Загудела, заворчала грозовой тучей вольница доминошников. Нахмурились усатые лыцари; из-под бровей колючки недобрые — скуси патрон! пли! Съежился, злыдень? усох?! пнем трухлявым решил прикинуться, чтоб пронесло?! Ох, пронесет, так пронесет, что месяц с очка не слезешь! Уж и слово кто-то бросил: “Хлопцы, забьем козла?” Непонятно бросил, двусмысленно. Поднялся из-за стола, оправив седой чуб, полковник Перебыйнос. Цыгарку недокуренную в кулаке скомкал.
Харкнул под ноги:
— Пошто шутейку в слезы вогнал, змий подколодный? Пошто честных баб на людях срамишь, окаянец? Заткнул бы пельку, опудало брехливое, не позорил двора. Не то, гляди, осерчаем...
И кашлянул басом, со значением. Детвора тут как тут:
— Дядя клоун, не плачь!
— Дядя клоун, он дурной! Он на всех ругается!
— Берлович — дуракович! Берляк — дурак! Берляк...
— ...получит в пятак!
— Не плакай, клован. На кафетку. Вку-у-усная!..
А похмельный баобаб, завязав с вопросами интеллигенции, шагнул к рупору нравственности. Будто по ниточке шел, родимый. Будто младой поручик на плацу. Взял за впалые грудки, с явственным скрипом вознес в эмпиреи. Дыхнул перегаром:
— Шо, бляха-муха? На убогого вякать, да? Ты на меня вякни, мухомор! Расплодилось вас, бактериев...
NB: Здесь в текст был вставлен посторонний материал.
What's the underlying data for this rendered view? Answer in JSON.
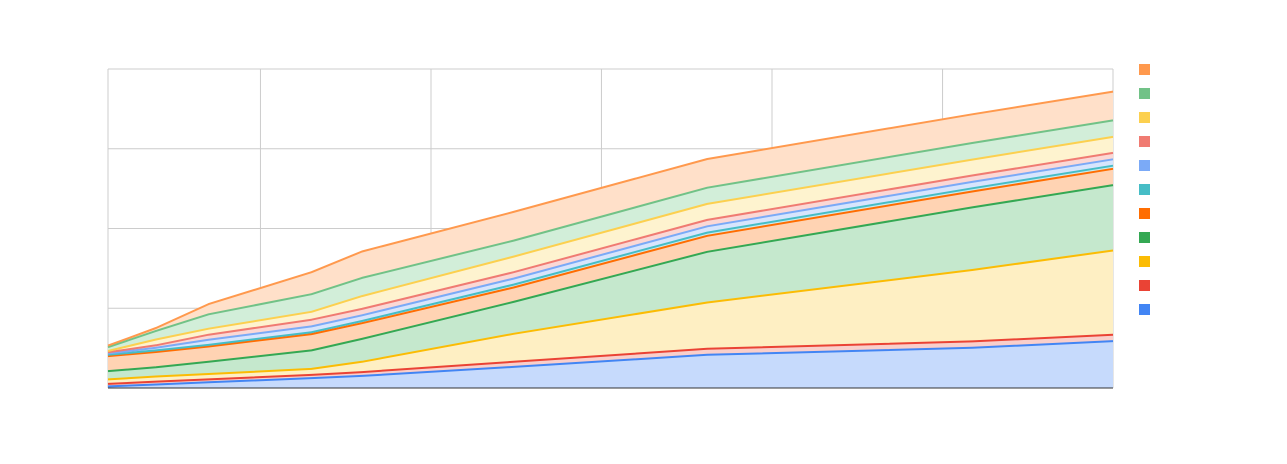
{
  "chart_data": {
    "type": "area",
    "stacked": true,
    "title": "",
    "xlabel": "",
    "ylabel": "",
    "xlim": [
      0,
      1
    ],
    "ylim": [
      0,
      1
    ],
    "grid": true,
    "legend_position": "right",
    "x": [
      0,
      0.0478,
      0.1001,
      0.2025,
      0.2527,
      0.4036,
      0.5963,
      0.8599,
      1.0
    ],
    "series": [
      {
        "name": "",
        "color": "#4285f4",
        "fill": "#c6dafc",
        "values": [
          0.005,
          0.011,
          0.018,
          0.031,
          0.038,
          0.066,
          0.104,
          0.126,
          0.147
        ]
      },
      {
        "name": "",
        "color": "#ea4335",
        "fill": "#f9cfcb",
        "values": [
          0.008,
          0.009,
          0.009,
          0.01,
          0.012,
          0.016,
          0.019,
          0.02,
          0.02
        ]
      },
      {
        "name": "",
        "color": "#fbbc04",
        "fill": "#feefc3",
        "values": [
          0.014,
          0.016,
          0.017,
          0.019,
          0.032,
          0.088,
          0.145,
          0.224,
          0.264
        ]
      },
      {
        "name": "",
        "color": "#34a853",
        "fill": "#c5e8cd",
        "values": [
          0.026,
          0.029,
          0.038,
          0.058,
          0.072,
          0.1,
          0.159,
          0.196,
          0.205
        ]
      },
      {
        "name": "",
        "color": "#ff6d01",
        "fill": "#ffd3b3",
        "values": [
          0.047,
          0.048,
          0.048,
          0.051,
          0.049,
          0.045,
          0.05,
          0.05,
          0.051
        ]
      },
      {
        "name": "",
        "color": "#46bdc6",
        "fill": "#c8ebee",
        "values": [
          0.004,
          0.005,
          0.005,
          0.006,
          0.007,
          0.009,
          0.01,
          0.01,
          0.01
        ]
      },
      {
        "name": "",
        "color": "#7baaf7",
        "fill": "#d7e5fd",
        "values": [
          0.004,
          0.008,
          0.016,
          0.018,
          0.018,
          0.019,
          0.02,
          0.02,
          0.02
        ]
      },
      {
        "name": "",
        "color": "#f07b72",
        "fill": "#fbd8d5",
        "values": [
          0.004,
          0.008,
          0.016,
          0.021,
          0.02,
          0.02,
          0.02,
          0.02,
          0.02
        ]
      },
      {
        "name": "",
        "color": "#fcd04f",
        "fill": "#fef3cf",
        "values": [
          0.004,
          0.018,
          0.019,
          0.025,
          0.04,
          0.049,
          0.05,
          0.05,
          0.05
        ]
      },
      {
        "name": "",
        "color": "#71c287",
        "fill": "#d2eed9",
        "values": [
          0.012,
          0.027,
          0.045,
          0.055,
          0.057,
          0.05,
          0.051,
          0.052,
          0.052
        ]
      },
      {
        "name": "",
        "color": "#ff994d",
        "fill": "#ffe0c9",
        "values": [
          0.005,
          0.009,
          0.032,
          0.069,
          0.083,
          0.09,
          0.09,
          0.09,
          0.09
        ]
      }
    ],
    "legend_order": [
      10,
      9,
      8,
      7,
      6,
      5,
      4,
      3,
      2,
      1,
      0
    ]
  }
}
Разжал пальцы и, мрачно следя за бегством Берловича, велел:
— Ты, убогий, меня жди. Не уходи никуда. Я пива притараню...
Кативший мимо тележку с фруктами лоточник Реваз остановился, утер шуту слезы передником и извлек три тяжелые грозди: “кардинал”, “кишмиш” и “дамские пальчики”.
— Кюшай, дарагой, да? Витамин-шмитамин, да? Сам ешь, гурия корми, детишка корми! Палахой чилавэк слушай нэ нада, дядя Реваз слушай нада! Реваз слушай, “дамский пальчик” кушай! Вай, сладкий, вай, полезный! А станет палахой чилавэк собака гавкать — скажи дядя Реваз, да? Зарэжу, клянусь мама! Требуха наружу, сэрдце на шашлык!
Золотозубая улыбка лоточника говорила: шутка — ложь, да в ней намек! Разумеется, все прекрасно знали, что общий знакомец и любимец Реваз никого резать не будет. Ну, дом поджечь, любимого пса освежевать, в “витамин-шмитамин” цианистого калию впрыснуть — это еще куда ни шло, а резать зачем? Сказать двоюродному брату Шамилю, сыну тети Мириам, он и так застрелит кого укажут...
Торнадо угасал, всосав сам себя, как Вездесос из мультика “Yellow Submarine”. Пьеро, вертясь на асфальте, уже строил рожи хохочущей детворе, от стола доминошников, словно от погоста восставших мертвецов, гремел стук костей, завершившийся воплем, достойным капитана Ахава при виде Белого Кита: “Рыба!” — а Шаповал взирала на реанимированную идиллию с тихим изумлением. Сейчас был тот редкий момент, когда, глядя на шута, она не испытывала раздражения. Очень хотелось понять. Узнать правду. Минуту назад этот неприятный человек плакал навзрыд, и вот — веселится вместе с ребятней. Притворялся? В конце концов, он — профессионал: кривляка, притворщик, фигляр... Но когда он притворялся? Раньше, в слезах, — или теперь, смеясь?!
Или — никогда?!
Допустить последнее означало сойти с ума.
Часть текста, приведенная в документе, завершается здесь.